For developers facing exploding demand from AI firms, that certainty is priceless.

From Slaughterhouses to Supercomputers

Developers including Prime Data Centers, Goodman Group, Digital Realty, and CoreSite are repurposing Vernon’s industrial real estate—former warehouses, office buildings, even a shuttered slaughterhouse—into high-density data campuses.

Prime’s flagship LAX01 campus alone spans more than 240,000 square feet and consumes enough electricity to power over 26,000 homes annually. Its tenants include Lambda, an AI cloud provider deploying NVIDIA’s latest Blackwell GPUs—hardware at the center of the global AI arms race.

This isn’t speculative development. Facilities are being fully pre-leased before construction is finished, a sign of just how desperate AI companies are for reliable power near Los Angeles’ digital backbone.

Escaping One Wilshire’s Bottleneck

For decades, downtown Los Angeles’ One Wilshire building served as the West Coast’s primary telecom hub, linking undersea cables from Asia to U.S. networks. Today, it’s overcrowded, expensive, and constrained.

Vernon—just five miles away—offers proximity without the premium.

As AI workloads shift from kilowatts to megawatts, proximity to fiber alone is no longer enough. Power availability now dictates geography—and Vernon wins that equation, for now.

The California Paradox

Statewide, California officials continue to talk up green innovation while simultaneously blocking the infrastructure needed to support it. Data center electricity and water usage has nearly doubled since 2019, and utilities are planning tens of billions in grid upgrades.
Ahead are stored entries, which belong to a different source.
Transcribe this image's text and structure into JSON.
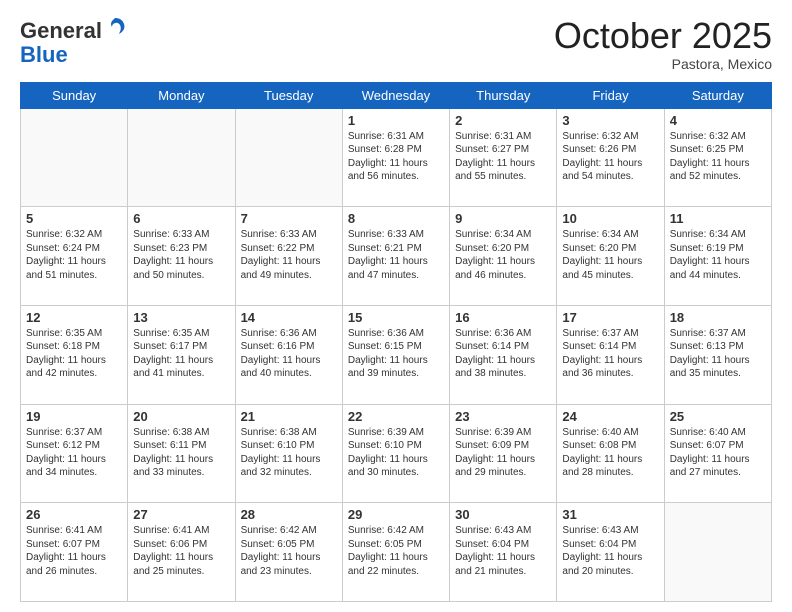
{
  "header": {
    "logo_general": "General",
    "logo_blue": "Blue",
    "month": "October 2025",
    "location": "Pastora, Mexico"
  },
  "weekdays": [
    "Sunday",
    "Monday",
    "Tuesday",
    "Wednesday",
    "Thursday",
    "Friday",
    "Saturday"
  ],
  "weeks": [
    [
      {
        "day": "",
        "text": ""
      },
      {
        "day": "",
        "text": ""
      },
      {
        "day": "",
        "text": ""
      },
      {
        "day": "1",
        "text": "Sunrise: 6:31 AM\nSunset: 6:28 PM\nDaylight: 11 hours and 56 minutes."
      },
      {
        "day": "2",
        "text": "Sunrise: 6:31 AM\nSunset: 6:27 PM\nDaylight: 11 hours and 55 minutes."
      },
      {
        "day": "3",
        "text": "Sunrise: 6:32 AM\nSunset: 6:26 PM\nDaylight: 11 hours and 54 minutes."
      },
      {
        "day": "4",
        "text": "Sunrise: 6:32 AM\nSunset: 6:25 PM\nDaylight: 11 hours and 52 minutes."
      }
    ],
    [
      {
        "day": "5",
        "text": "Sunrise: 6:32 AM\nSunset: 6:24 PM\nDaylight: 11 hours and 51 minutes."
      },
      {
        "day": "6",
        "text": "Sunrise: 6:33 AM\nSunset: 6:23 PM\nDaylight: 11 hours and 50 minutes."
      },
      {
        "day": "7",
        "text": "Sunrise: 6:33 AM\nSunset: 6:22 PM\nDaylight: 11 hours and 49 minutes."
      },
      {
        "day": "8",
        "text": "Sunrise: 6:33 AM\nSunset: 6:21 PM\nDaylight: 11 hours and 47 minutes."
      },
      {
        "day": "9",
        "text": "Sunrise: 6:34 AM\nSunset: 6:20 PM\nDaylight: 11 hours and 46 minutes."
      },
      {
        "day": "10",
        "text": "Sunrise: 6:34 AM\nSunset: 6:20 PM\nDaylight: 11 hours and 45 minutes."
      },
      {
        "day": "11",
        "text": "Sunrise: 6:34 AM\nSunset: 6:19 PM\nDaylight: 11 hours and 44 minutes."
      }
    ],
    [
      {
        "day": "12",
        "text": "Sunrise: 6:35 AM\nSunset: 6:18 PM\nDaylight: 11 hours and 42 minutes."
      },
      {
        "day": "13",
        "text": "Sunrise: 6:35 AM\nSunset: 6:17 PM\nDaylight: 11 hours and 41 minutes."
      },
      {
        "day": "14",
        "text": "Sunrise: 6:36 AM\nSunset: 6:16 PM\nDaylight: 11 hours and 40 minutes."
      },
      {
        "day": "15",
        "text": "Sunrise: 6:36 AM\nSunset: 6:15 PM\nDaylight: 11 hours and 39 minutes."
      },
      {
        "day": "16",
        "text": "Sunrise: 6:36 AM\nSunset: 6:14 PM\nDaylight: 11 hours and 38 minutes."
      },
      {
        "day": "17",
        "text": "Sunrise: 6:37 AM\nSunset: 6:14 PM\nDaylight: 11 hours and 36 minutes."
      },
      {
        "day": "18",
        "text": "Sunrise: 6:37 AM\nSunset: 6:13 PM\nDaylight: 11 hours and 35 minutes."
      }
    ],
    [
      {
        "day": "19",
        "text": "Sunrise: 6:37 AM\nSunset: 6:12 PM\nDaylight: 11 hours and 34 minutes."
      },
      {
        "day": "20",
        "text": "Sunrise: 6:38 AM\nSunset: 6:11 PM\nDaylight: 11 hours and 33 minutes."
      },
      {
        "day": "21",
        "text": "Sunrise: 6:38 AM\nSunset: 6:10 PM\nDaylight: 11 hours and 32 minutes."
      },
      {
        "day": "22",
        "text": "Sunrise: 6:39 AM\nSunset: 6:10 PM\nDaylight: 11 hours and 30 minutes."
      },
      {
        "day": "23",
        "text": "Sunrise: 6:39 AM\nSunset: 6:09 PM\nDaylight: 11 hours and 29 minutes."
      },
      {
        "day": "24",
        "text": "Sunrise: 6:40 AM\nSunset: 6:08 PM\nDaylight: 11 hours and 28 minutes."
      },
      {
        "day": "25",
        "text": "Sunrise: 6:40 AM\nSunset: 6:07 PM\nDaylight: 11 hours and 27 minutes."
      }
    ],
    [
      {
        "day": "26",
        "text": "Sunrise: 6:41 AM\nSunset: 6:07 PM\nDaylight: 11 hours and 26 minutes."
      },
      {
        "day": "27",
        "text": "Sunrise: 6:41 AM\nSunset: 6:06 PM\nDaylight: 11 hours and 25 minutes."
      },
      {
        "day": "28",
        "text": "Sunrise: 6:42 AM\nSunset: 6:05 PM\nDaylight: 11 hours and 23 minutes."
      },
      {
        "day": "29",
        "text": "Sunrise: 6:42 AM\nSunset: 6:05 PM\nDaylight: 11 hours and 22 minutes."
      },
      {
        "day": "30",
        "text": "Sunrise: 6:43 AM\nSunset: 6:04 PM\nDaylight: 11 hours and 21 minutes."
      },
      {
        "day": "31",
        "text": "Sunrise: 6:43 AM\nSunset: 6:04 PM\nDaylight: 11 hours and 20 minutes."
      },
      {
        "day": "",
        "text": ""
      }
    ]
  ]
}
Yet Sacramento has resisted transparency requirements and meaningful permitting reform. Governor Gavin Newsom vetoed bills that would have required detailed reporting on data center energy and water use, delaying real oversight until at least 2027.

Vernon’s success exposes the paradox: California can still compete when local governments prioritize infrastructure over ideology.

A Model—or a Warning?

Vernon’s leaders insist their utility surplus can support growth without raising rates or straining resources, and so far, there’s little evidence to the contrary. Data centers bring stable revenue, predictable demand, and high-value industrial reuse—without displacing residents.

But analysts warn the advantage may not last forever. AI demand is accelerating faster than planners anticipated, and even Vernon’s surplus has limits.

Still, for now, this tiny industrial city stands as a reminder of what happens when government focuses on capacity, reliability, and speed instead of endless process.

In a state searching for its economic future, Vernon didn’t wait for permission. It built the foundation—and the AI industry followed.